On Mon, Aug 2, 2010 at 19:26, Max TenEyck Woodbury max@mtew.isa-geek.net wrote:
On 08/02/2010 01:04 PM, Gert van den Berg wrote:
There seem to be several interfaces to retreive MSDN articles... Some of those interface might be more stable / provide a way to retrieve a current link? (Framing the content would probably not be allowed, but retreiving links should be...)
If it *looks* like copying, it should be avoided.
What I meant is, that it would allow for things like some really nice side-to-side postings of Wine's documentation and MSDN... It is unlikely to be legal though... (And should therefore be avoided)
I think it will be necessary to regenerate articles as the Wine project evolves. I regenerated the 'dlls' page after Alexandre's CVS run today. There was some new content so I saved the result. I've regenerated the individual DLL pages several times as I improved the generating scripts. Both activities put a load on me that I am trying to automate. In fact, if you look at the original post before it got hijacked into a discussion of the project name, it asks about a way to improve that automation.
Since there will be fairly frequent semi-intelligent reviews of pages, such queries can probably be incorporated into that process.
Can you help me with this, please?
I can give an overview of what I think... I might do a bit of implementation, but finishing something bigger than a short script when I have other things to do isn't always easy...
Sourceforge provides quite decent hosting in the project hosting space as well... Automating things from there might be a good idea.
To handle MSDN, I can see the following (very) high level process: Posted MSDN links gets converted to point to redirect system in the project space. (The conversion retrieves and save some additional data).
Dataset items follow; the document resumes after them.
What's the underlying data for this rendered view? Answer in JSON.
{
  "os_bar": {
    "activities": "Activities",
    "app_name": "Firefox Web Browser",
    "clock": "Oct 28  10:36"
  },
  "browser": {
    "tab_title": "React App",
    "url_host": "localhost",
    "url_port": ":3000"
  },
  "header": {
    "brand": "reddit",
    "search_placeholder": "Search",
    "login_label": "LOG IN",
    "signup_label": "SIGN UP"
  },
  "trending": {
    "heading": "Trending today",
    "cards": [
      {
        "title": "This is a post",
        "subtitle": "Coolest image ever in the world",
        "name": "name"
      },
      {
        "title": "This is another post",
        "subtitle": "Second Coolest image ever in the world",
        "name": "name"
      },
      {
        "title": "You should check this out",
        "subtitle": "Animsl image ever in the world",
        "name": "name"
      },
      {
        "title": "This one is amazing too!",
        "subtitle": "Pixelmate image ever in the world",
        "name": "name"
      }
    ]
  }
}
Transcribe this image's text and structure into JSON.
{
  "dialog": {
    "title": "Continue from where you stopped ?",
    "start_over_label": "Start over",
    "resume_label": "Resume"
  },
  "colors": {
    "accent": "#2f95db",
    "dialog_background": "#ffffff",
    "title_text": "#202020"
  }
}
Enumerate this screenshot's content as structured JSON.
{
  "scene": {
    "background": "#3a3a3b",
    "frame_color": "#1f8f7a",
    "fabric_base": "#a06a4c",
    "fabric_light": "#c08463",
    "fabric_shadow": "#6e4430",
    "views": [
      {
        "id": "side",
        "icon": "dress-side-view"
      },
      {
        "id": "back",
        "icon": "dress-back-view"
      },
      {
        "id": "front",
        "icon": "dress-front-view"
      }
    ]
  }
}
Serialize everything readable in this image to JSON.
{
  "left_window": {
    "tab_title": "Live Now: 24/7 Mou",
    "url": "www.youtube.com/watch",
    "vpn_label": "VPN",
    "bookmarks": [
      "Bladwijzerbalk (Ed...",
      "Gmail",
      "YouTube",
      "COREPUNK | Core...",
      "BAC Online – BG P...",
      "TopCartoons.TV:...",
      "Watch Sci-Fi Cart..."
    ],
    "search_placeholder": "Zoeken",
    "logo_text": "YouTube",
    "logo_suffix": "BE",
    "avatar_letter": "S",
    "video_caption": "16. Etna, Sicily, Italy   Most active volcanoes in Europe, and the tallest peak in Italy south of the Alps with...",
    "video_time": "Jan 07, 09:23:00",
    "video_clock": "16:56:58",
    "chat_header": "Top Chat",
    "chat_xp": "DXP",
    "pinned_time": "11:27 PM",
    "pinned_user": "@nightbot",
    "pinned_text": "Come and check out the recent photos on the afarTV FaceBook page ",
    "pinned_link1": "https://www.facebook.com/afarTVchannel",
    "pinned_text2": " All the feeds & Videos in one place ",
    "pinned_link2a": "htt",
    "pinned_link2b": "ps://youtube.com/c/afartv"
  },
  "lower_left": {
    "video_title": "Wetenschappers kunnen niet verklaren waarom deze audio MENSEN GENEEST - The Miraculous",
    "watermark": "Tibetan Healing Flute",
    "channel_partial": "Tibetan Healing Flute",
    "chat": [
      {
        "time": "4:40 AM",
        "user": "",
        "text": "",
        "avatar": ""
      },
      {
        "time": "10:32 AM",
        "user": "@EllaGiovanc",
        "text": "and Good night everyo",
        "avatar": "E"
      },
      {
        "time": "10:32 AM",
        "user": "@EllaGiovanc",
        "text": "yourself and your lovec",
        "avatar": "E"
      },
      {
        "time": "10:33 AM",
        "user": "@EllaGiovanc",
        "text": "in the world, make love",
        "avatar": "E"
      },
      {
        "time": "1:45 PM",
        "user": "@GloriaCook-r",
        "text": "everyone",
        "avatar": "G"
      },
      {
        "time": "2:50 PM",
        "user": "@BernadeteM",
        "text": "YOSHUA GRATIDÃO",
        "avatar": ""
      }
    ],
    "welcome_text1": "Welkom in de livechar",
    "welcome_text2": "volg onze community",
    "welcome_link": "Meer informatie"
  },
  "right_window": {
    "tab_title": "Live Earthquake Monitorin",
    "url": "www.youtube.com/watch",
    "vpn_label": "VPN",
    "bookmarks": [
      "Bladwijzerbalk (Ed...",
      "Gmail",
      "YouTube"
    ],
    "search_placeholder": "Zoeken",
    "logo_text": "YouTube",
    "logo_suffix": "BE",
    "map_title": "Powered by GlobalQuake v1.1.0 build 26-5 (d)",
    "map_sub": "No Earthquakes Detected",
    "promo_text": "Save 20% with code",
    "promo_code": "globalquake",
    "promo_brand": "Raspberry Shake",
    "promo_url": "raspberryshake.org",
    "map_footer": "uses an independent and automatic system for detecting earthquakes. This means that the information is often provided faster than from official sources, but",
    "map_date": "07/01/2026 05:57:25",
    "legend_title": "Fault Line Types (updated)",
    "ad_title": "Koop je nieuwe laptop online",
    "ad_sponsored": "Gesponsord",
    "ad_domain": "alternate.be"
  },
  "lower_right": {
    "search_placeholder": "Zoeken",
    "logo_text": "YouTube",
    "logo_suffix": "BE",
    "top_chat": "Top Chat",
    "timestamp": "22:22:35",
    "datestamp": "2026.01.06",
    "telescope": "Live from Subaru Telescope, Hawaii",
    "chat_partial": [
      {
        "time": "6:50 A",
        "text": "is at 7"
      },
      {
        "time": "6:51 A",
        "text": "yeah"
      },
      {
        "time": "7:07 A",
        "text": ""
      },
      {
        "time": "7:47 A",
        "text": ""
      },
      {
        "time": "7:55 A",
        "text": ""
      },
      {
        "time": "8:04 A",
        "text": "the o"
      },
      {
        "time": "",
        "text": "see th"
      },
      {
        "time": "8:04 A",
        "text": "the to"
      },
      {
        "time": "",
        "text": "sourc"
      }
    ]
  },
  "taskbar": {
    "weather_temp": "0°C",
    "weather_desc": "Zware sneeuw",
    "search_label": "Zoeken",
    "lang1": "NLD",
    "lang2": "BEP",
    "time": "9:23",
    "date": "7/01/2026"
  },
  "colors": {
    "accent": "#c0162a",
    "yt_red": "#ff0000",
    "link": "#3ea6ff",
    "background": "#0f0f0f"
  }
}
The redirect system will redirect the user to relevant content on current MSDN (allowing user to configure some parameters, such as view type / language)
What I managed to figure out about MSDN content for the Web services documentation this far: 1. Content is identified by a Content identifier, which can be any of the following: a. GUID b. Short ID (Short (~8 character) unique identifier such as ms224917) c. Alias ("Friendly string") d. asset ID (Documented here: http://msdn.microsoft.com/en-us/magazine/cc163541.aspx Can be used to retrieve other (non-URL) identifiers) e Content URL (The URL to an MSDN page) 2. A Content key uniquely identifies an article and consists of a content identifier, locale and version 3 The version.identifies the various versions of the documented item. e.g. the .NET version / VC++ version 4. Locale identifies preferred language
More detailed version: 1. Find MSDN URL and retrieve other identifiers (GetContent without a locale seem to retreive almost all the metadata ("partial match" in the docmentaiton)) 2. Store data in database, with GUID / short ID / assetID as primary key (they are always-present unique identifiers) other fields include alias, current URL. (content table) 3. Other tables: Locales and versions. Mapping tables between content and possible locales and versions hould also exist. The content table should save when the data was last updated and it should be automatically updated once it reaches a certain age and an user wants to retreive the page / select a non-default locale / version. 4. Generate new link pointing to the redirector system. The redirector system needs the unique content identifier (GUID / shortID / assetID) and preferably a version. It should be able to take a parameter to preview the URL (probably a smaller "options link") and allow the user to choose other locales / versions and generate links to those. This "content options" page should also allow problems with the redirector's link to be reported. The reports should be used to update the information for that link by querying it again from MSDN.
It might require several trips to MSDN to initially add an item / to update versions and locales. This should possibly scheduled once the data get really old (somewhere between 180 days and 1 year) and be run on demand when someone requests the content from somewhere where they might want to see the other versions / locales about half the scheduled update age. This should keep the request volumes to MSDN low...
MSDN changes and updates required: 1. Changes to web services interface: Update relevant parts (This shouldn't be too serious as long as the entire interface is not redesigned) 2. Link changes: Change how the URLs are generated from the identifiers in the database (I don't see an easy way to request an URL from the web services interface)
Other possible extensions: The "redirector" can build a more complete view of what is available to allow documentation to be found easier (the information should only be retrieved on demand and saved) and to prevent duplicate trips to MSDN. (This should eventually provide a nice "tree" of MSDN with reliable links to the content)
Gert